Now, watching as self-employed artists, caterers, events specialists and more are struggling in the wake of the COVID-19 pandemic, the image is less ‘Ha!’ and more ‘AH!’.

It’s bad out there, y’all. And my heart goes out virtually, as per CDC guidelines. But in every viral cloud, there’s a colloidal silver lining. In the great state of Texas, that lining is: You’re probably eligible for disaster-based unemployment.

Yes, really!

Straight from the Texas Workforce Commission’s mouth: If your employment has been affected by the coronavirus (COVID-19), apply for benefits either online at any time using Unemployment Benefits Services or by calling TWC’s Tele-Center at 800-939-6631 from 8 a.m.-6 p.m. Central Time Monday through Friday.

Now how does that cover the self-employed? Simple…kinda.

You’ll need to apply through the Disaster Unemployment Assistance and then take the extra steps of providing different proof than your 9-5 friends.

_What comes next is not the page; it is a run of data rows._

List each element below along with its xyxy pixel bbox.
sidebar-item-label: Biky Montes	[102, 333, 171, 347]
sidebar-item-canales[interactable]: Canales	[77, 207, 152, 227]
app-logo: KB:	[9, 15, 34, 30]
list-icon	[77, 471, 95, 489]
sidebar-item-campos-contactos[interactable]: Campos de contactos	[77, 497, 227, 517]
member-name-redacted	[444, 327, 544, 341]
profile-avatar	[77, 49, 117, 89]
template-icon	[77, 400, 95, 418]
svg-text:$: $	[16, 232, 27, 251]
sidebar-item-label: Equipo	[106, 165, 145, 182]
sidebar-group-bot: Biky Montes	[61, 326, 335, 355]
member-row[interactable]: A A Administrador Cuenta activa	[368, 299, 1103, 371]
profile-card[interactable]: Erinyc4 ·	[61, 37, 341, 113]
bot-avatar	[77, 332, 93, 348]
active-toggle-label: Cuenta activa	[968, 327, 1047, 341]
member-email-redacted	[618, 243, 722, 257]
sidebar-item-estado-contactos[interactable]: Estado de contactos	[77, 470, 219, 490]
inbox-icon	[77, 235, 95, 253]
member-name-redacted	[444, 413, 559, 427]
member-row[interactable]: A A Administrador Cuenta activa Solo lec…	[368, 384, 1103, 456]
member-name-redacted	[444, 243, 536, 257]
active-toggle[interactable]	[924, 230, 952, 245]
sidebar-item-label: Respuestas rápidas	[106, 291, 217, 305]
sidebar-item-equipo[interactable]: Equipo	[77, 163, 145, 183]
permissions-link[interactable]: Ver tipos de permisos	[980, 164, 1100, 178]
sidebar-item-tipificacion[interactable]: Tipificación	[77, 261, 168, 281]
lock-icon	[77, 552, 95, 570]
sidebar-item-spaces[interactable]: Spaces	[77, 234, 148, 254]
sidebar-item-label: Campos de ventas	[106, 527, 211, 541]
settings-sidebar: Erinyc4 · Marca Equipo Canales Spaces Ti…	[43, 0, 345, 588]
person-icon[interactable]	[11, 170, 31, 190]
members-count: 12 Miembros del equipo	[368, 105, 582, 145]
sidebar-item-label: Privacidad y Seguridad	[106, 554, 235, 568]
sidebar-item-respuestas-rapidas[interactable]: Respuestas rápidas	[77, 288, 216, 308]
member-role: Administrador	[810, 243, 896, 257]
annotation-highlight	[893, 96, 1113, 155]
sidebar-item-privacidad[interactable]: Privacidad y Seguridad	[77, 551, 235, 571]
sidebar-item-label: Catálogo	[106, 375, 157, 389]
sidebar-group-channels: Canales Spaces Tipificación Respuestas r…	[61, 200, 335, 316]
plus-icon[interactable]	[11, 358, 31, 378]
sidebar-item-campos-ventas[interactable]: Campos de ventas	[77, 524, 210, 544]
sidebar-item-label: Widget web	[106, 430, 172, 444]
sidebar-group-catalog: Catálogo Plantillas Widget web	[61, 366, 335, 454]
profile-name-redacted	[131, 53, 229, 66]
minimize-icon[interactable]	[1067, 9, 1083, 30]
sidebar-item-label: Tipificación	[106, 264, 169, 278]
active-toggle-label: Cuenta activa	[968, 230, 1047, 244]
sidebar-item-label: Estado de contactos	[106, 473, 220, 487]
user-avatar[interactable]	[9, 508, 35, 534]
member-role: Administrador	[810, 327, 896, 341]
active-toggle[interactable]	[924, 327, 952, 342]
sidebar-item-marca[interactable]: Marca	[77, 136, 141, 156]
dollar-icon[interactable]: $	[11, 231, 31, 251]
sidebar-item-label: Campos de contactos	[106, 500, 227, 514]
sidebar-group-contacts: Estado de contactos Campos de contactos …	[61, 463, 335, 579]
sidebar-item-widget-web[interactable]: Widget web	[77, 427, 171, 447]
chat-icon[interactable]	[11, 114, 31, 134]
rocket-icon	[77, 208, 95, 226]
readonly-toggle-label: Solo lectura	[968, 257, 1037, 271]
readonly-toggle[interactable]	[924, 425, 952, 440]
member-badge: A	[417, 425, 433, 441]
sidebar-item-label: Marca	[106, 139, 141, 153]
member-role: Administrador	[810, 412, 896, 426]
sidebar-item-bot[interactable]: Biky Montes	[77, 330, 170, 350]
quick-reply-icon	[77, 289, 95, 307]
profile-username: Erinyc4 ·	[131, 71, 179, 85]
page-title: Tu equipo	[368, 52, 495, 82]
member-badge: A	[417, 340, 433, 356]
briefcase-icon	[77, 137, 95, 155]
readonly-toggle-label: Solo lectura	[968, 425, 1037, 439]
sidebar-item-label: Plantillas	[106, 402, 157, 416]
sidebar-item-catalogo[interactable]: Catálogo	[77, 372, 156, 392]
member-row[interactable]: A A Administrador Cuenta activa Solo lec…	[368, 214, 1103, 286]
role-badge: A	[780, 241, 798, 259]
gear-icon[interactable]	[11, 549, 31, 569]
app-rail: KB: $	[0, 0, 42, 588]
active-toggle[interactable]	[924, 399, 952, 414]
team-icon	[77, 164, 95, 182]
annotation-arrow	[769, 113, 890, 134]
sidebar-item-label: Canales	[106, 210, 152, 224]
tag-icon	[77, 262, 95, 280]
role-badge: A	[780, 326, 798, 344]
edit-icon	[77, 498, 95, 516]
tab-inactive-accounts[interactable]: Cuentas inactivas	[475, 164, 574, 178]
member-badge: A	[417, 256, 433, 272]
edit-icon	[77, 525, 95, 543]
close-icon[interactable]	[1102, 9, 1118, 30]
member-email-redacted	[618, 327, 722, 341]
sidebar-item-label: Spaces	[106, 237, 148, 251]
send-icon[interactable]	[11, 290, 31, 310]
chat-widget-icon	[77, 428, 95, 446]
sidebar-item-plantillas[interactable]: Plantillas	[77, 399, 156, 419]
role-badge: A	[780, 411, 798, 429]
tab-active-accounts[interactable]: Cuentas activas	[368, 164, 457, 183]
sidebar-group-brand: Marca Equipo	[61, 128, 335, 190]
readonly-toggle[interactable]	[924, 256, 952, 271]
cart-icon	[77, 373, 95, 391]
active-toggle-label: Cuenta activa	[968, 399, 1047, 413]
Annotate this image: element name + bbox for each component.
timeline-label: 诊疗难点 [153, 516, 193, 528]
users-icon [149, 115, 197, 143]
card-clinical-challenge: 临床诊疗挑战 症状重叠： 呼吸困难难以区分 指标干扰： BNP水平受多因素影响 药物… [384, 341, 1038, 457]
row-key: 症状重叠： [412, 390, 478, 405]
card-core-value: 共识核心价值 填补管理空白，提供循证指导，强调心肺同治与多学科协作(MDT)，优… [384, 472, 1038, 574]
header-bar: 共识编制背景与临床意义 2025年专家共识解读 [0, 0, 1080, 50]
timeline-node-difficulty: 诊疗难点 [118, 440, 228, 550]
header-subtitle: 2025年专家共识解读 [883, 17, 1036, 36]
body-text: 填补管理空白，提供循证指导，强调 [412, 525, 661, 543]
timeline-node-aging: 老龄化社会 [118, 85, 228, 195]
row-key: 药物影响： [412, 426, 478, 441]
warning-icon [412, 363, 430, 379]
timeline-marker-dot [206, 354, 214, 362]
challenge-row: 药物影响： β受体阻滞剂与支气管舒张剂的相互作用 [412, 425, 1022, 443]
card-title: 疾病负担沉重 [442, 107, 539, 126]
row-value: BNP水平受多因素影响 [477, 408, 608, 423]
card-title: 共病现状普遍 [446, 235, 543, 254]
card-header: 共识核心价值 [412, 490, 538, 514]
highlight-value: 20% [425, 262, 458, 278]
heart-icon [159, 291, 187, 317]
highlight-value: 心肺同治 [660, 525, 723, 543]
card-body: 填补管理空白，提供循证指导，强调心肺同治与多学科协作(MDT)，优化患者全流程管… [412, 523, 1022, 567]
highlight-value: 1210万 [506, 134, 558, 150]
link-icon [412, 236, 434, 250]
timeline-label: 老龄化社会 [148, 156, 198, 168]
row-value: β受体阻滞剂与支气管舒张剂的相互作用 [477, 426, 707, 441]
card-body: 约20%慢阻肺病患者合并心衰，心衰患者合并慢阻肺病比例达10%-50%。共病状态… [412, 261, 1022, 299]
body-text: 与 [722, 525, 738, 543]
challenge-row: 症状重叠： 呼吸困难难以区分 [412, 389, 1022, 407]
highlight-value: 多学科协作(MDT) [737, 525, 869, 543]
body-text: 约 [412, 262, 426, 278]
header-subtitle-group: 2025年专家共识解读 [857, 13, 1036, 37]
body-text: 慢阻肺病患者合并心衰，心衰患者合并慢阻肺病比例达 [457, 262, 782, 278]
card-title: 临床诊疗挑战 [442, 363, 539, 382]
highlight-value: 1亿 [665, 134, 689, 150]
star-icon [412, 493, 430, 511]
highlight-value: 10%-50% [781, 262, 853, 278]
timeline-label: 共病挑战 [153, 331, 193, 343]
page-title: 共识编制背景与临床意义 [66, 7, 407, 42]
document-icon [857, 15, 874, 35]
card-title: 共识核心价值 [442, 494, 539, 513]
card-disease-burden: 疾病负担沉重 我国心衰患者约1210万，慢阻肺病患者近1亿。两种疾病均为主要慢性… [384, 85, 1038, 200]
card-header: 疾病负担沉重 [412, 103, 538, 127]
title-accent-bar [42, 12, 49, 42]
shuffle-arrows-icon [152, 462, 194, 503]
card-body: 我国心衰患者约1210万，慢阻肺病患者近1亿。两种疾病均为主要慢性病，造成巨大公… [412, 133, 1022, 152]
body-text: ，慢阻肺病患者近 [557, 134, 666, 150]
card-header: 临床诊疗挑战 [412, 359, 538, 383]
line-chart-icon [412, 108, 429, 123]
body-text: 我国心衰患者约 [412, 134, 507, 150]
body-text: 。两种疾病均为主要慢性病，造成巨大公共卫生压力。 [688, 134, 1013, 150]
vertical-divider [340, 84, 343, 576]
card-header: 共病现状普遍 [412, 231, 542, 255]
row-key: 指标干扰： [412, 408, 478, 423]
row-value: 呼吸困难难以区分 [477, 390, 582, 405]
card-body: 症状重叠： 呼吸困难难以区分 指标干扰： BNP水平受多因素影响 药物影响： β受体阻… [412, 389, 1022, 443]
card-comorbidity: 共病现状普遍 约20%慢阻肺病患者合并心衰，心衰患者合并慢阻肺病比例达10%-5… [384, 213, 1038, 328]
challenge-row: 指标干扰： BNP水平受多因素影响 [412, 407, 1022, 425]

Firstly, you have to prove you’re self employed. If you’ve been paying you under the table, this is where the poop hits the fan, I’m afraid. The government will need things like (any given one of these): Insurance bills, business license, a recent ad, an invoice, or sales records.

Were you just about to start your own business when all this went down? Fortunately you’re covered too, so long as you have proof of prospective self-employment, say: The deed to a building you just bought, loan documents, ‘Grand Opening’ announcements, and so forth.

For the full list of documents that suffice, visit the TWC site directly and check what proof your pudding needs.

This situation is a Corona-cluster-cussword, but there’s help out there.

Reach out. Grab it. And then wash your hands.